Would Paris now be the dominant IFC in Europe if the US has been colonized from France and French speakers? And what would have happened if it had been China rather than the US which was the successor to the UK (and Empire) — would there have been no dominant IFC in Europe, but instead a number of cities such as London, Paris, Frankfurt etc sharing the role?

While there are very significant advantages of “agglomeration”, as Stubbs puts it, even her “China Network” IFC (in whatever form) might not dominate the East Asian region and time zone.

There is also another possible issue here for the world financial system. Just as China is not happy with present institutional arrangements in the world of finance (witness the existing arrangements with the IBRD and the IMF, the new China proposed AIIB  and BRICS Bank etc), it may ultimately not be happy with the dominant role of the English language and common-law in that system.

I think China will work to change the situation.
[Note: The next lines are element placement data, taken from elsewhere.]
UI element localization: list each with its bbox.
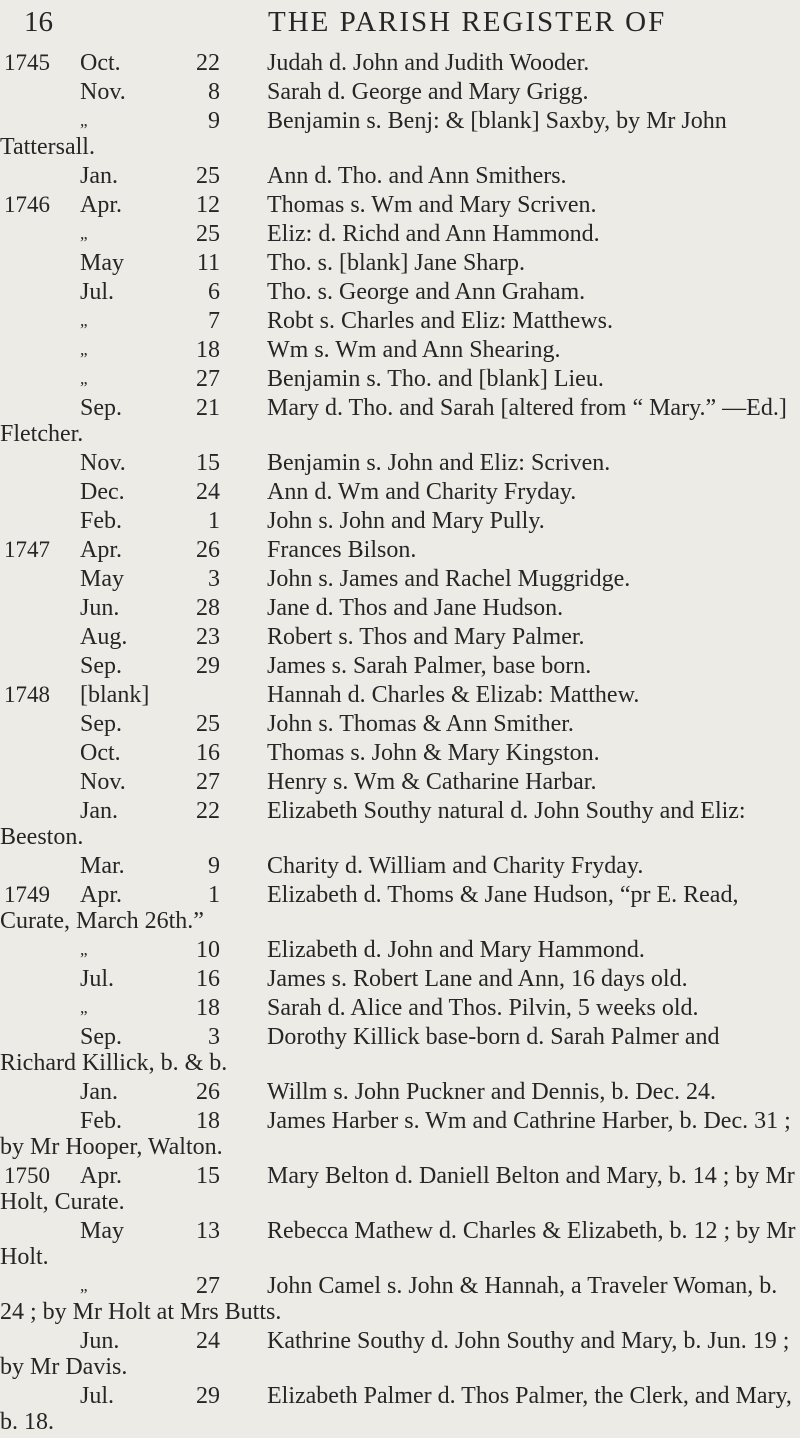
- entry-text: Dorothy Killick base-born d. Sarah Palmer and Richard Killick, b. & b.: [0, 1024, 720, 1076]
- register-entry: [0, 566, 800, 592]
- entry-text: Mary d. Tho. and Sarah [altered from “ Mary.” —Ed.] Fletcher.: [0, 395, 787, 447]
- entry-day: 1: [208, 508, 220, 534]
- entry-day: 16: [196, 966, 220, 992]
- register-entry: [0, 508, 800, 534]
- register-entry: [0, 682, 800, 708]
- entry-month: Sep.: [80, 395, 122, 421]
- entry-day: 26: [196, 1079, 220, 1105]
- entry-year: 1749: [4, 882, 50, 907]
- register-entry: [0, 50, 800, 76]
- register-entry: [0, 1273, 800, 1325]
- entry-text: Elizabeth Southy natural d. John Southy and Eliz: Beeston.: [0, 798, 746, 850]
- entry-month: Apr.: [80, 882, 122, 908]
- register-entry: [0, 337, 800, 363]
- entry-text: Willm s. John Puckner and Dennis, b. Dec. 24.: [267, 1079, 716, 1105]
- register-entry: [0, 937, 800, 963]
- register-entry: [0, 653, 800, 679]
- entry-month: Nov.: [80, 769, 126, 795]
- register-entry: [0, 740, 800, 766]
- entry-text: Thomas s. John & Mary Kingston.: [267, 740, 600, 766]
- entry-day: 24: [196, 1328, 220, 1354]
- entry-day: 10: [196, 937, 220, 963]
- entry-text: Benjamin s. Tho. and [blank] Lieu.: [267, 366, 604, 392]
- register-entry: [0, 366, 800, 392]
- entry-text: Charity d. William and Charity Fryday.: [267, 853, 644, 879]
- register-entry: [0, 108, 800, 160]
- entry-month: Aug.: [80, 624, 128, 650]
- entry-year: 1747: [4, 537, 50, 562]
- entry-month: May: [80, 566, 124, 592]
- entry-month: „: [80, 998, 88, 1017]
- entry-month: Sep.: [80, 653, 122, 679]
- register-entry: [0, 221, 800, 247]
- entry-month: Mar.: [80, 853, 125, 879]
- entry-day: 21: [196, 395, 220, 421]
- entry-text: James s. Sarah Palmer, base born.: [267, 653, 592, 679]
- entry-month: Jun.: [80, 595, 120, 621]
- entry-month: Jan.: [80, 1079, 118, 1105]
- entry-day: 12: [196, 192, 220, 218]
- entry-day: 11: [196, 250, 220, 276]
- register-entry: [0, 79, 800, 105]
- entry-day: 16: [196, 740, 220, 766]
- entry-text: Henry s. Wm & Catharine Harbar.: [267, 769, 597, 795]
- entry-month: Apr.: [80, 1163, 122, 1189]
- entry-text: Judah d. John and Judith Wooder.: [267, 50, 590, 76]
- entry-text: James s. Robert Lane and Ann, 16 days old.: [267, 966, 688, 992]
- entry-month: Jan.: [80, 163, 118, 189]
- entry-day: 29: [196, 653, 220, 679]
- entry-day: 9: [208, 853, 220, 879]
- page-number: 16: [24, 6, 53, 38]
- entry-month: Oct.: [80, 740, 121, 766]
- entry-month: Oct.: [80, 50, 121, 76]
- entry-year: 1748: [4, 682, 50, 707]
- entry-day: 15: [196, 1163, 220, 1189]
- register-entry: [0, 882, 800, 934]
- entry-text: John s. Thomas & Ann Smither.: [267, 711, 574, 737]
- entry-month: „: [80, 340, 88, 359]
- entry-text: Robt s. Charles and Eliz: Matthews.: [267, 308, 613, 334]
- entry-text: John s. James and Rachel Muggridge.: [267, 566, 631, 592]
- entry-day: 18: [196, 337, 220, 363]
- entry-text: Benjamin s. Benj: & [blank] Saxby, by Mr John Tattersall.: [0, 108, 727, 160]
- entry-text: Eliz: d. Richd and Ann Hammond.: [267, 221, 600, 247]
- register-entry: [0, 624, 800, 650]
- register-entry: [0, 279, 800, 305]
- register-entry: [0, 1108, 800, 1160]
- entry-day: 26: [196, 537, 220, 563]
- register-entry: [0, 250, 800, 276]
- entry-day: 15: [196, 450, 220, 476]
- entry-text: Tho. s. [blank] Jane Sharp.: [267, 250, 525, 276]
- register-entry: [0, 163, 800, 189]
- register-entry: [0, 995, 800, 1021]
- entry-day: 9: [208, 108, 220, 134]
- entry-text: Ann d. Wm and Charity Fryday.: [267, 479, 577, 505]
- entry-day: 3: [208, 1024, 220, 1050]
- entry-text: John Camel s. John & Hannah, a Traveler Woman, b. 24 ; by Mr Holt at Mrs Butts.: [0, 1273, 778, 1325]
- register-entry: [0, 1218, 800, 1270]
- entry-month: Sep.: [80, 1024, 122, 1050]
- register-entry: [0, 1079, 800, 1105]
- register-entry: [0, 853, 800, 879]
- register-entry: [0, 479, 800, 505]
- entry-day: 18: [196, 995, 220, 1021]
- entry-month: May: [80, 250, 124, 276]
- entry-year: 1750: [4, 1163, 50, 1188]
- entry-month: Nov.: [80, 79, 126, 105]
- entry-month: Nov.: [80, 450, 126, 476]
- entry-day: 22: [196, 50, 220, 76]
- entry-month: „: [80, 224, 88, 243]
- entry-month: Feb.: [80, 508, 122, 534]
- entry-month: Jul.: [80, 966, 115, 992]
- entry-month: Dec.: [80, 479, 125, 505]
- entry-text: Elizabeth d. John and Mary Hammond.: [267, 937, 645, 963]
- entry-month: Feb.: [80, 1108, 122, 1134]
- entry-month: „: [80, 940, 88, 959]
- entry-text: Sarah d. George and Mary Grigg.: [267, 79, 589, 105]
- entry-day: 27: [196, 366, 220, 392]
- entry-month: Apr.: [80, 192, 122, 218]
- register-entry: [0, 711, 800, 737]
- entry-text: Jane d. Thos and Jane Hudson.: [267, 595, 564, 621]
- register-entry: [0, 1024, 800, 1076]
- entry-day: 27: [196, 769, 220, 795]
- entry-year: 1745: [4, 50, 50, 75]
- register-entry: [0, 1328, 800, 1380]
- entry-month: Jul.: [80, 1383, 115, 1409]
- entry-month: Apr.: [80, 537, 122, 563]
- entry-text: Benjamin s. John and Eliz: Scriven.: [267, 450, 611, 476]
- register-entry: [0, 1163, 800, 1215]
- entry-text: Mary Belton d. Daniell Belton and Mary, b. 14 ; by Mr Holt, Curate.: [0, 1163, 795, 1215]
- register-entry: [0, 966, 800, 992]
- entry-day: 6: [208, 279, 220, 305]
- entry-text: Tho. s. George and Ann Graham.: [267, 279, 586, 305]
- entry-month: Jul.: [80, 279, 115, 305]
- entry-day: 13: [196, 1218, 220, 1244]
- entry-day: 29: [196, 1383, 220, 1409]
- entry-month: „: [80, 1276, 88, 1295]
- entry-text: Kathrine Southy d. John Southy and Mary, b. Jun. 19 ; by Mr Davis.: [0, 1328, 790, 1380]
- entry-text: Elizabeth d. Thoms & Jane Hudson, “pr E. Read, Curate, March 26th.”: [0, 882, 739, 934]
- register-entry: [0, 798, 800, 850]
- entry-text: Ann d. Tho. and Ann Smithers.: [267, 163, 567, 189]
- entry-text: Robert s. Thos and Mary Palmer.: [267, 624, 585, 650]
- entry-day: 1: [208, 882, 220, 908]
- entry-month: Sep.: [80, 711, 122, 737]
- register-entry: [0, 769, 800, 795]
- register-entry: [0, 192, 800, 218]
- entry-text: Wm s. Wm and Ann Shearing.: [267, 337, 561, 363]
- entry-text: James Harber s. Wm and Cathrine Harber, b. Dec. 31 ; by Mr Hooper, Walton.: [0, 1108, 791, 1160]
- entry-month: Jan.: [80, 798, 118, 824]
- register-entry: [0, 537, 800, 563]
- entry-month: „: [80, 369, 88, 388]
- entry-day: 18: [196, 1108, 220, 1134]
- entry-day: 27: [196, 1273, 220, 1299]
- entry-text: Hannah d. Charles & Elizab: Matthew.: [267, 682, 640, 708]
- baptism-entries: [0, 50, 800, 1438]
- page-header: [0, 2, 800, 42]
- register-entry: [0, 595, 800, 621]
- entry-day: 23: [196, 624, 220, 650]
- entry-year: 1746: [4, 192, 50, 217]
- entry-month: Jun.: [80, 1328, 120, 1354]
- entry-day: 8: [208, 79, 220, 105]
- entry-month: [blank]: [80, 682, 150, 708]
- entry-day: 24: [196, 479, 220, 505]
- register-entry: [0, 450, 800, 476]
- entry-day: 25: [196, 711, 220, 737]
- entry-month: „: [80, 311, 88, 330]
- entry-day: 25: [196, 163, 220, 189]
- entry-day: 25: [196, 221, 220, 247]
- entry-text: Elizabeth Palmer d. Thos Palmer, the Clerk, and Mary, b. 18.: [0, 1383, 792, 1435]
- entry-day: 28: [196, 595, 220, 621]
- entry-day: 7: [208, 308, 220, 334]
- entry-day: 22: [196, 798, 220, 824]
- entry-day: 3: [208, 566, 220, 592]
- entry-month: „: [80, 111, 88, 130]
- entry-month: May: [80, 1218, 124, 1244]
- register-entry: [0, 308, 800, 334]
- register-entry: [0, 1383, 800, 1435]
- entry-text: Thomas s. Wm and Mary Scriven.: [267, 192, 597, 218]
- entry-text: Frances Bilson.: [267, 537, 417, 563]
- entry-text: Sarah d. Alice and Thos. Pilvin, 5 weeks old.: [267, 995, 699, 1021]
- entry-text: Rebecca Mathew d. Charles & Elizabeth, b. 12 ; by Mr Holt.: [0, 1218, 796, 1270]
- running-title: THE PARISH REGISTER OF: [268, 6, 667, 38]
- entry-text: John s. John and Mary Pully.: [267, 508, 545, 534]
- register-entry: [0, 395, 800, 447]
Reaching out to London (to help promote the RMB as an internationally used currency etc) is presently quite useful for China (just as working with Hong Kong is now useful), but at some stage the focus may switch to continental Europe IFCs in the hope that this will erode, at least to some degree, the present pre-eminent role of London as an IFC in that region and time zone.

New York will be quite safe in its position as a top-ranked IFC as its importance is in large part due to the size of the US economy. In the East Asian region, Singapore is likely benefit in relative terms from the decline of Hong Kong and become the dominant non-Chinese IFC.

Thirty-two years from now (the Stubbs time-frame) the world of finance will, in my view, look substantially different. And, I would not go betting on greater integration! Fragmentation, based on two blocks (one China centered, and one US centered) is more likely. Moreover, way before 2047 the new world of finance should be abundantly clear.